Carroll rocked back onto the rear legs of his chair. "What we need-" His lips twisted into an expression of grim satisfaction; another flag snapping on the halyard of his face.
"What we need," Francis repeated, his eyes watering in anticipation.
Having come up with a perfect crime, he considered it in the nature of things that Carroll should come up with a perfect criminal.
"What we need-" Carroll whined, and because in his experience walls more often than not concealed ears, he plucked a pencil from a coffee table and finished the sentence on a sheet of scrap paper.
"-is a sleeper!"
"A sleeper, of course!" Francis wrote in turn.
Carroll retrieved the pencil. "But how on earth will we find one?" he wrote.
Francis grabbed the pencil out of Carroll's fingers. "We might get the Potter to give us the use of one," he wrote.
The Sisters melted back into their chairs, drained. Whistling softly through his teeth, Francis collected the scraps of paper they had written on; they had divided up office chores, and it was his job to shred all secret documents.
Carroll's cheek muscle twitched uncontrollably. "He might just do it,"
he said in a hollow voice, and in a gesture that had nothing, and everything, to do with ends and means, he waved vaguely, weakly toward the dirty window; toward the dirty city; toward the dirty world out there waiting to be manipulated.
They made their way in lock step down a freshly painted corridor of power toward the Athenaeum. "You'd think our masters would get tired of battleship gray," Francis commented. His nose wrinkled up in disgust.

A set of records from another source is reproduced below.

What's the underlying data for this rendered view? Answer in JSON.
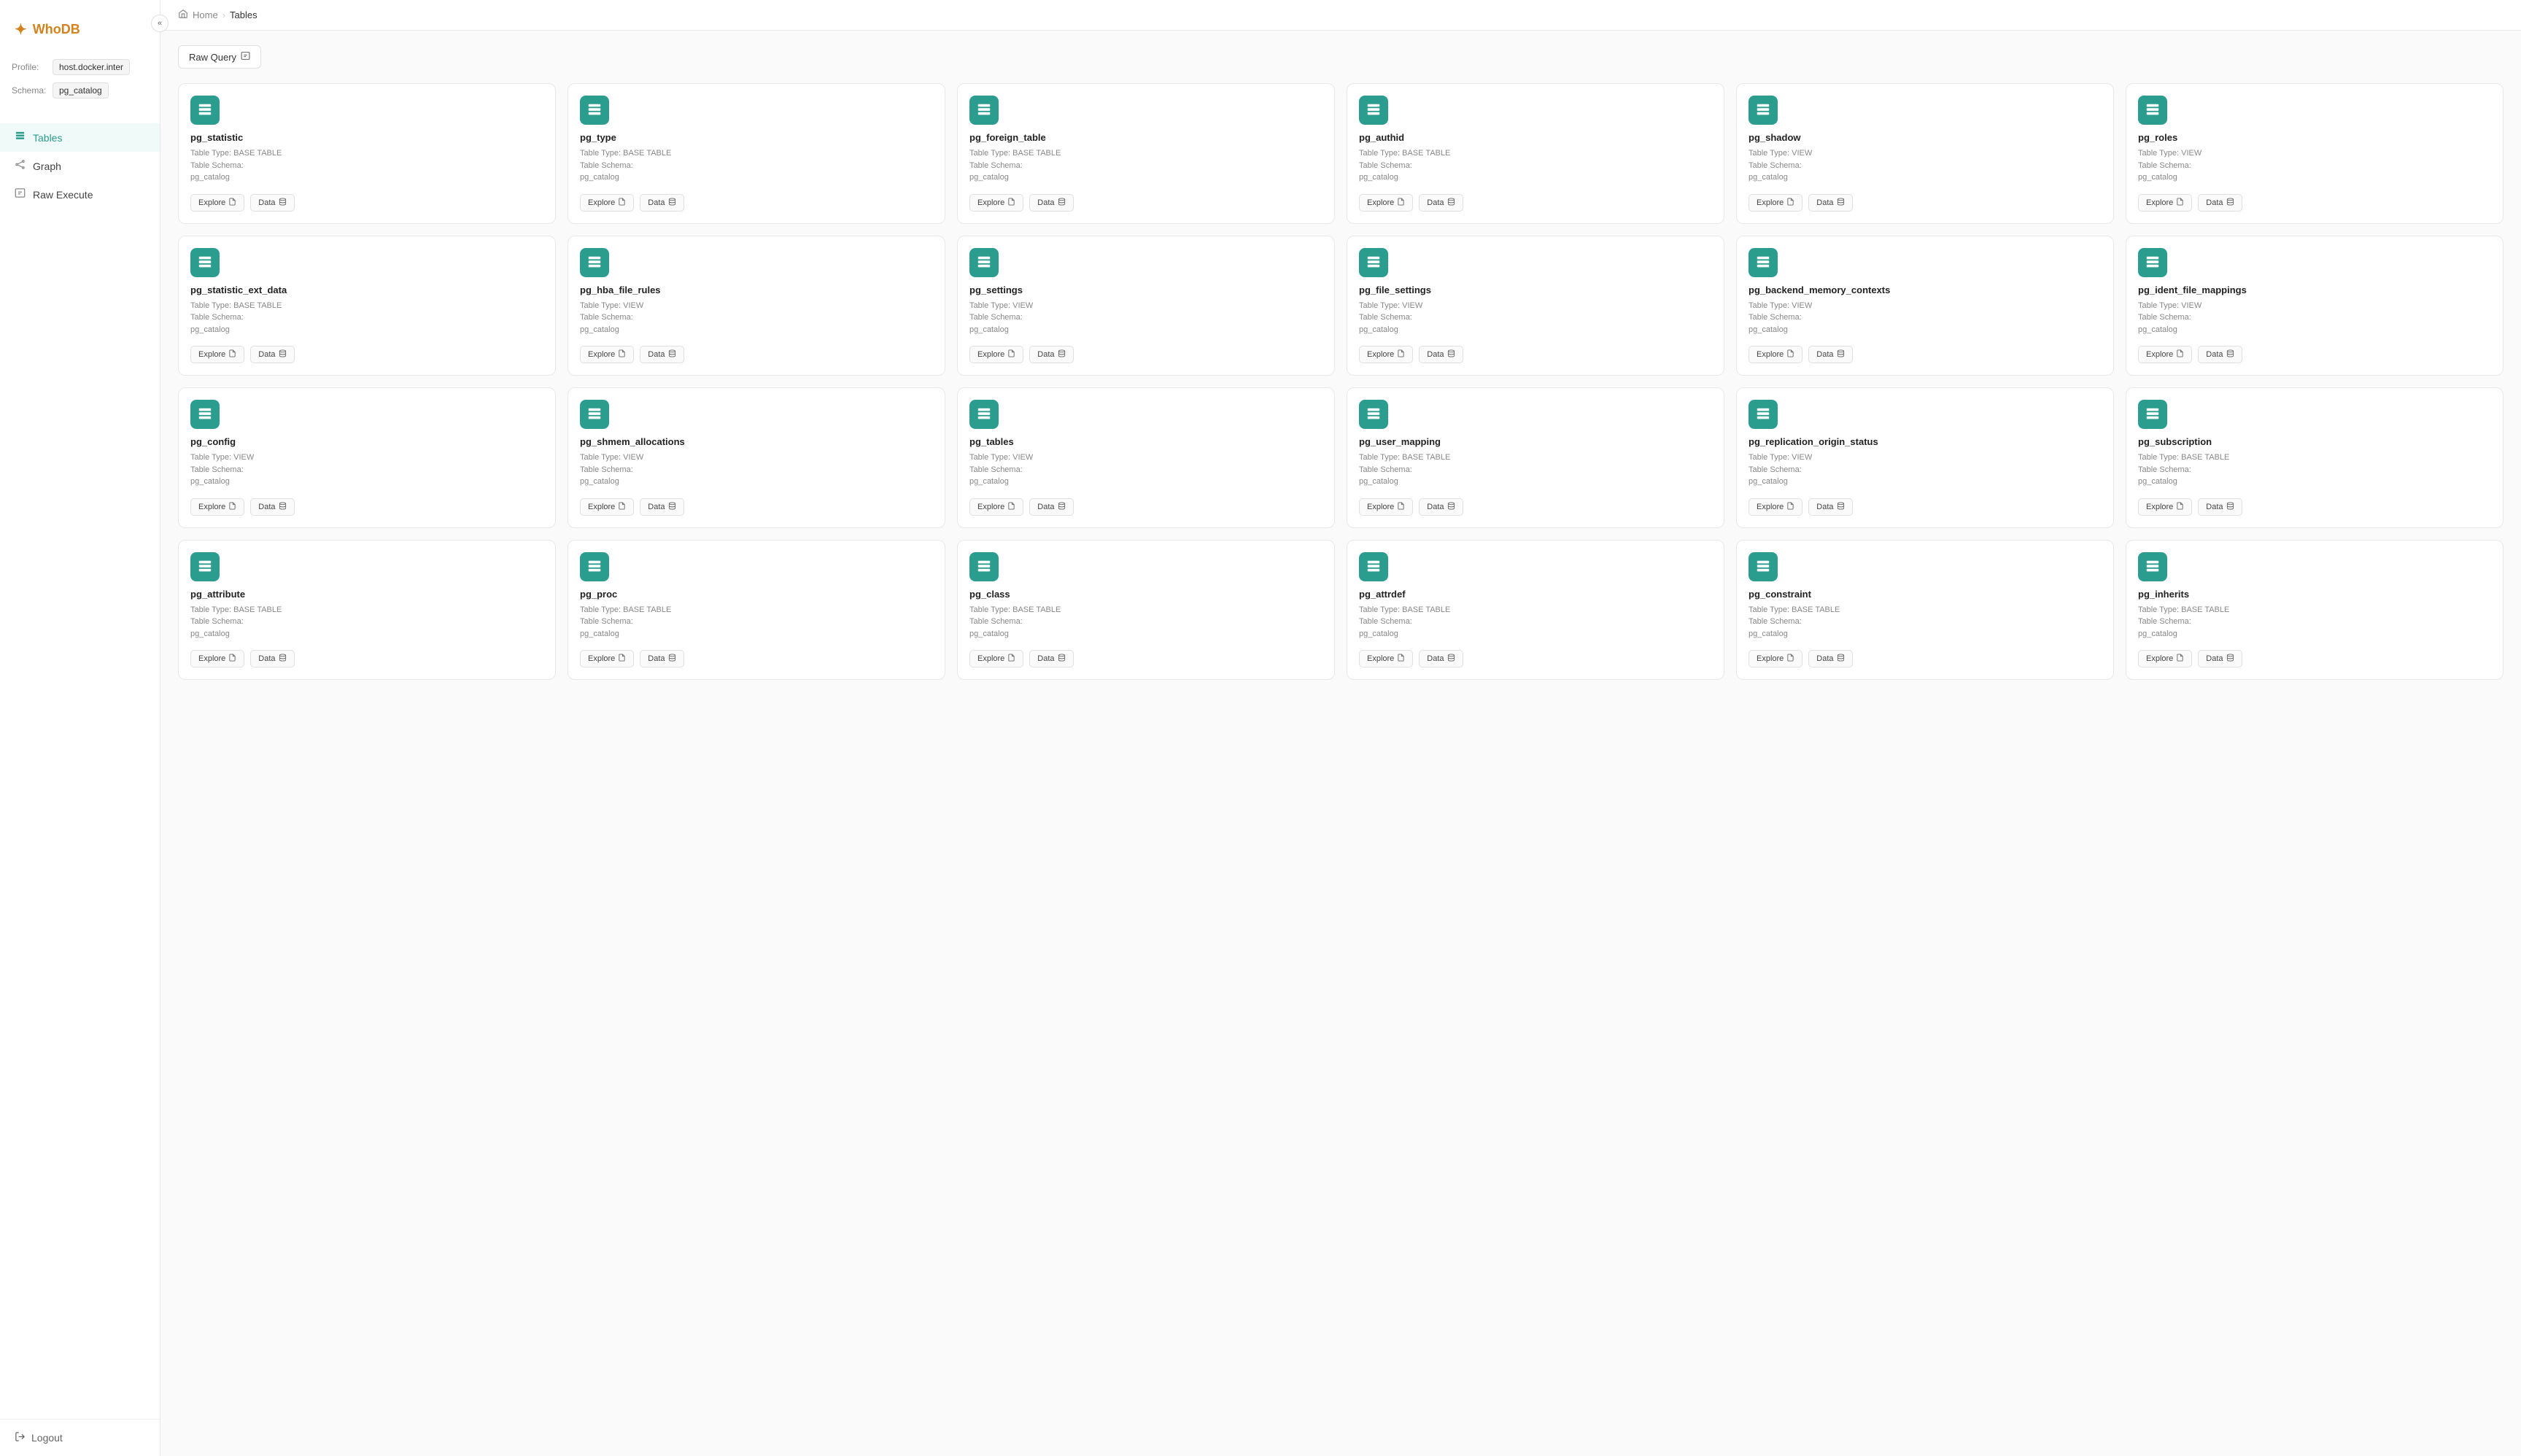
{
  "app": {
    "name": "WhoDB",
    "logo_icon": "✦"
  },
  "sidebar": {
    "profile_label": "Profile:",
    "profile_value": "host.docker.inter",
    "schema_label": "Schema:",
    "schema_value": "pg_catalog",
    "nav_items": [
      {
        "id": "tables",
        "label": "Tables",
        "icon": "table",
        "active": true
      },
      {
        "id": "graph",
        "label": "Graph",
        "icon": "graph",
        "active": false
      },
      {
        "id": "raw-execute",
        "label": "Raw Execute",
        "icon": "raw",
        "active": false
      }
    ],
    "logout_label": "Logout",
    "collapse_icon": "«"
  },
  "breadcrumb": {
    "home": "Home",
    "current": "Tables"
  },
  "toolbar": {
    "raw_query_label": "Raw Query"
  },
  "tables": [
    {
      "name": "pg_statistic",
      "type": "BASE TABLE",
      "schema": "pg_catalog"
    },
    {
      "name": "pg_type",
      "type": "BASE TABLE",
      "schema": "pg_catalog"
    },
    {
      "name": "pg_foreign_table",
      "type": "BASE TABLE",
      "schema": "pg_catalog"
    },
    {
      "name": "pg_authid",
      "type": "BASE TABLE",
      "schema": "pg_catalog"
    },
    {
      "name": "pg_shadow",
      "type": "VIEW",
      "schema": "pg_catalog"
    },
    {
      "name": "pg_roles",
      "type": "VIEW",
      "schema": "pg_catalog"
    },
    {
      "name": "pg_statistic_ext_data",
      "type": "BASE TABLE",
      "schema": "pg_catalog"
    },
    {
      "name": "pg_hba_file_rules",
      "type": "VIEW",
      "schema": "pg_catalog"
    },
    {
      "name": "pg_settings",
      "type": "VIEW",
      "schema": "pg_catalog"
    },
    {
      "name": "pg_file_settings",
      "type": "VIEW",
      "schema": "pg_catalog"
    },
    {
      "name": "pg_backend_memory_contexts",
      "type": "VIEW",
      "schema": "pg_catalog"
    },
    {
      "name": "pg_ident_file_mappings",
      "type": "VIEW",
      "schema": "pg_catalog"
    },
    {
      "name": "pg_config",
      "type": "VIEW",
      "schema": "pg_catalog"
    },
    {
      "name": "pg_shmem_allocations",
      "type": "VIEW",
      "schema": "pg_catalog"
    },
    {
      "name": "pg_tables",
      "type": "VIEW",
      "schema": "pg_catalog"
    },
    {
      "name": "pg_user_mapping",
      "type": "BASE TABLE",
      "schema": "pg_catalog"
    },
    {
      "name": "pg_replication_origin_status",
      "type": "VIEW",
      "schema": "pg_catalog"
    },
    {
      "name": "pg_subscription",
      "type": "BASE TABLE",
      "schema": "pg_catalog"
    },
    {
      "name": "pg_attribute",
      "type": "BASE TABLE",
      "schema": "pg_catalog"
    },
    {
      "name": "pg_proc",
      "type": "BASE TABLE",
      "schema": "pg_catalog"
    },
    {
      "name": "pg_class",
      "type": "BASE TABLE",
      "schema": "pg_catalog"
    },
    {
      "name": "pg_attrdef",
      "type": "BASE TABLE",
      "schema": "pg_catalog"
    },
    {
      "name": "pg_constraint",
      "type": "BASE TABLE",
      "schema": "pg_catalog"
    },
    {
      "name": "pg_inherits",
      "type": "BASE TABLE",
      "schema": "pg_catalog"
    }
  ],
  "card": {
    "explore_label": "Explore",
    "data_label": "Data",
    "type_prefix": "Table Type:",
    "schema_prefix": "Table Schema:"
  }
}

"Imagine how different this place would look in pale green, or off-white even."
Carroll was too absorbed in his own schemes to worry about color schemes. "He's going to agree," he concluded, as if wishing could make it so. "I know him from the days when he ran errands for Dulles in Switzerland. He likes to keep several irons in several fires."

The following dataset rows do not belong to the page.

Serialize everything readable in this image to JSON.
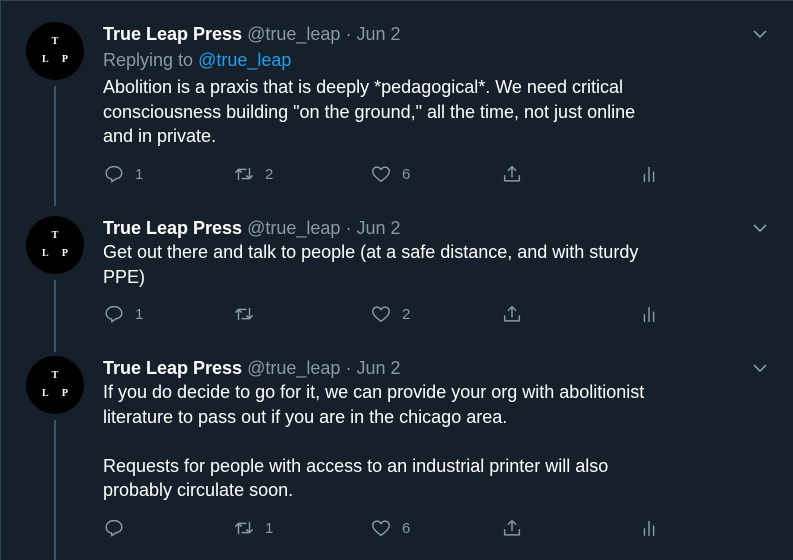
{
  "tweets": [
    {
      "author_name": "True Leap Press",
      "handle": "@true_leap",
      "separator": "·",
      "date": "Jun 2",
      "replying_prefix": "Replying to ",
      "replying_to": "@true_leap",
      "text": "Abolition is a praxis that is deeply *pedagogical*. We need critical\nconsciousness building \"on the ground,\" all the time, not just online\nand in private.",
      "replies": "1",
      "retweets": "2",
      "likes": "6"
    },
    {
      "author_name": "True Leap Press",
      "handle": "@true_leap",
      "separator": "·",
      "date": "Jun 2",
      "text": "Get out there and talk to people (at a safe distance, and with sturdy\nPPE)",
      "replies": "1",
      "retweets": "",
      "likes": "2"
    },
    {
      "author_name": "True Leap Press",
      "handle": "@true_leap",
      "separator": "·",
      "date": "Jun 2",
      "text": "If you do decide to go for it, we can provide your org with abolitionist\nliterature to pass out if you are in the chicago area.\n\nRequests for people with access to an industrial printer will also\nprobably circulate soon.",
      "replies": "",
      "retweets": "1",
      "likes": "6"
    }
  ],
  "avatar": {
    "top": "T",
    "left": "L",
    "right": "P"
  },
  "colors": {
    "background": "#15202b",
    "muted": "#8899a6",
    "link": "#1da1f2",
    "border": "#38444d"
  },
  "icons": [
    "reply-icon",
    "retweet-icon",
    "like-icon",
    "share-icon",
    "analytics-icon",
    "chevron-down-icon"
  ]
}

"Then we must make this seem like just another iron," Francis said under his breath, and flashing an ingratiating smile at one of the Pillars of Hercules, as the Deputy Director's two secretaries were known (one handled people, the other paper), he announced in a voice ideally suited to pulpits, "We are responding, like good dogs, to our master's whistle."

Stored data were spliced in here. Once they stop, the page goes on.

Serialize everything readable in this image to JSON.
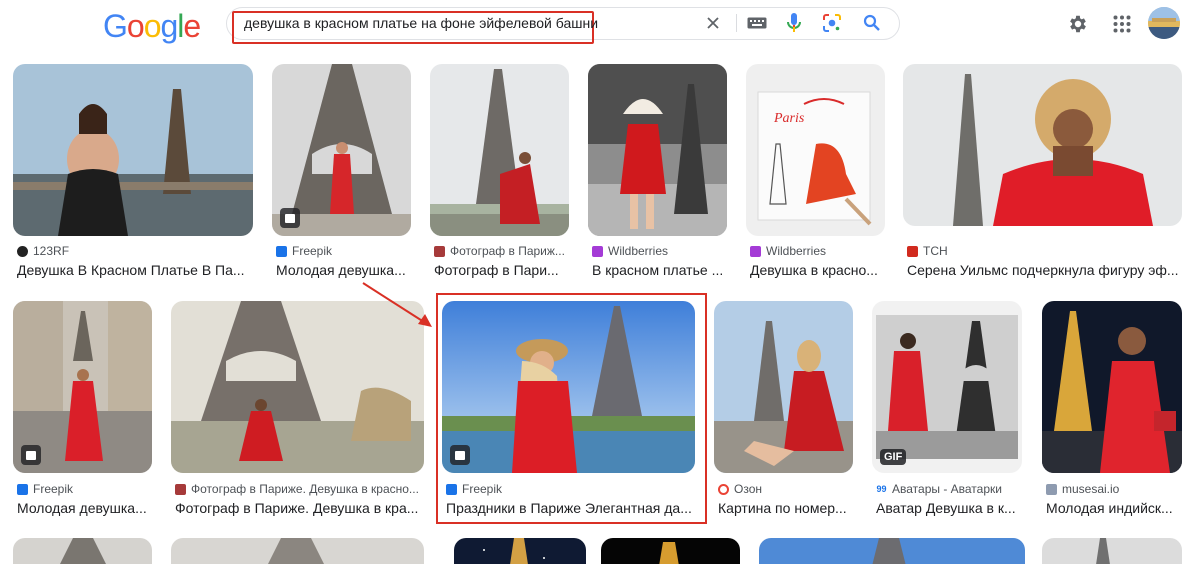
{
  "logo": {
    "letters": [
      "G",
      "o",
      "o",
      "g",
      "l",
      "e"
    ]
  },
  "search": {
    "query": "девушка в красном платье на фоне эйфелевой башни"
  },
  "header_icons": [
    "close-icon",
    "keyboard-icon",
    "mic-icon",
    "lens-icon",
    "search-icon",
    "gear-icon",
    "apps-icon"
  ],
  "results": [
    {
      "source": "123RF",
      "title": "Девушка В Красном Платье В Па..."
    },
    {
      "source": "Freepik",
      "title": "Молодая девушка..."
    },
    {
      "source": "Фотограф в Париж...",
      "title": "Фотограф в Пари..."
    },
    {
      "source": "Wildberries",
      "title": "В красном платье ..."
    },
    {
      "source": "Wildberries",
      "title": "Девушка в красно..."
    },
    {
      "source": "TCH",
      "title": "Серена Уильмс подчеркнула фигуру эф..."
    },
    {
      "source": "Freepik",
      "title": "Молодая девушка..."
    },
    {
      "source": "Фотограф в Париже. Девушка в красно...",
      "title": "Фотограф в Париже. Девушка в кра..."
    },
    {
      "source": "Freepik",
      "title": "Праздники в Париже Элегантная да..."
    },
    {
      "source": "Озон",
      "title": "Картина по номер..."
    },
    {
      "source": "Аватары - Аватарки",
      "title": "Аватар Девушка в к..."
    },
    {
      "source": "musesai.io",
      "title": "Молодая индийск..."
    }
  ],
  "gif_label": "GIF",
  "colors": {
    "highlight": "#d93025",
    "blue": "#4285f4",
    "red": "#ea4335",
    "yellow": "#fbbc05",
    "green": "#34a853"
  }
}
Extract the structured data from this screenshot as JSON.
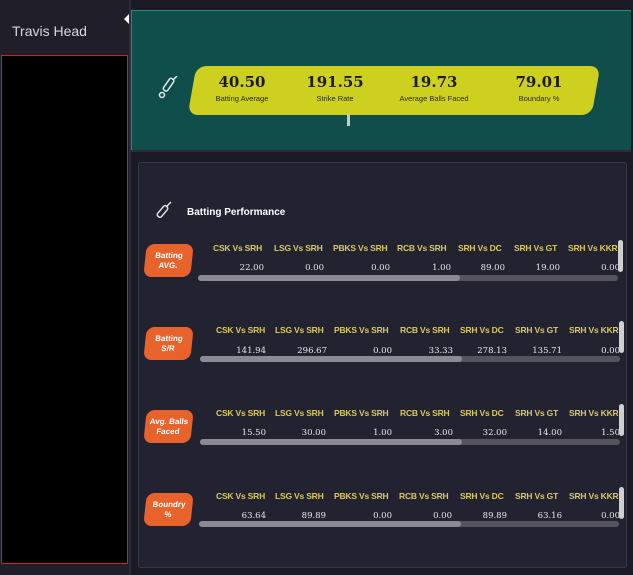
{
  "player": {
    "name": "Travis Head"
  },
  "stats": [
    {
      "value": "40.50",
      "label": "Batting Average"
    },
    {
      "value": "191.55",
      "label": "Strike Rate"
    },
    {
      "value": "19.73",
      "label": "Average Balls Faced"
    },
    {
      "value": "79.01",
      "label": "Boundary %"
    }
  ],
  "performance": {
    "title": "Batting Performance",
    "matches": [
      "CSK Vs SRH",
      "LSG Vs SRH",
      "PBKS Vs SRH",
      "RCB Vs SRH",
      "SRH Vs DC",
      "SRH Vs GT",
      "SRH Vs KKR"
    ],
    "sections": [
      {
        "label": "Batting AVG.",
        "values": [
          "22.00",
          "0.00",
          "0.00",
          "1.00",
          "89.00",
          "19.00",
          "0.00"
        ]
      },
      {
        "label": "Batting S/R",
        "values": [
          "141.94",
          "296.67",
          "0.00",
          "33.33",
          "278.13",
          "135.71",
          "0.00"
        ]
      },
      {
        "label": "Avg. Balls Faced",
        "values": [
          "15.50",
          "30.00",
          "1.00",
          "3.00",
          "32.00",
          "14.00",
          "1.50"
        ]
      },
      {
        "label": "Boundry %",
        "values": [
          "63.64",
          "89.89",
          "0.00",
          "0.00",
          "89.89",
          "63.16",
          "0.00"
        ]
      }
    ]
  },
  "colors": {
    "banner": "#0f4e4b",
    "pill": "#cdd01e",
    "badge": "#e8622c",
    "header_text": "#d9c860"
  }
}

"Where do you get your ties?" the Pillar who handled people asked, waving them toward the appropriate door. She reached under her desk and dispatched a surge of electricity toward the appropriate lock. The door clicked open just as Francis reached it.
"What do you think of our halls?" demanded the Deputy Director, swivelling away from his man Friday to confront the Sisters.
"I would have made a case for pale green or off-white if someone had consulted me," Francis replied sulkily.
"Oh." said the Deputy Director, obviously disappointed. "I more or less liked the battleship atmosphere conveyed by the gray. Keep us all on our toes, don't you think, Harry?"
The Deputy Director's man Friday nodded in brisk agreement. He was immaculately dressed except for a discreet sprinkle of dandruff on his sloping Brooks Brothers shoulders.
"Yes, well," the Deputy Director said enthusiastically. He pasted back a stray strand of battleship-gray hair with several fingertips. "II you don't mind, I'd like to make this a quickie," he announced. "I'm supposed to be up on the Hill in forty-five minutes. There will be photographers. I still have to have my hair trimmed." He swivelled back toward his Harry in panic. "You're absolutely sure I m scheduled for Matthew? That new man who handled me last week butchered my sideburns."
"I checked on it myself this morning,' Harry said impassively. "Matthew has cleared his book for you."
Relieved of another nightmare, the Deputy Director returned to the Sisters. "About this Op Proposal of yours"-he pulled a lemon-colored file card from a lemon-colored folder and tapped it with the back of a manicured fingernail-"you really think he may be ripe?"
Carroll arched his neck to relieve the pressure of his collar. "He's lost three sleepers in six months," he explained to a point on the wall over the Deputy Director's head. "His name is mud."
"He's been put out to pasture," Francis added hopefully. "He is bound to be nursing bruises. And then there is the matter of that wife of his...”
"I didn't know he'd been put out to pasture," the Deputy Director whined in irritation. "How did you know?"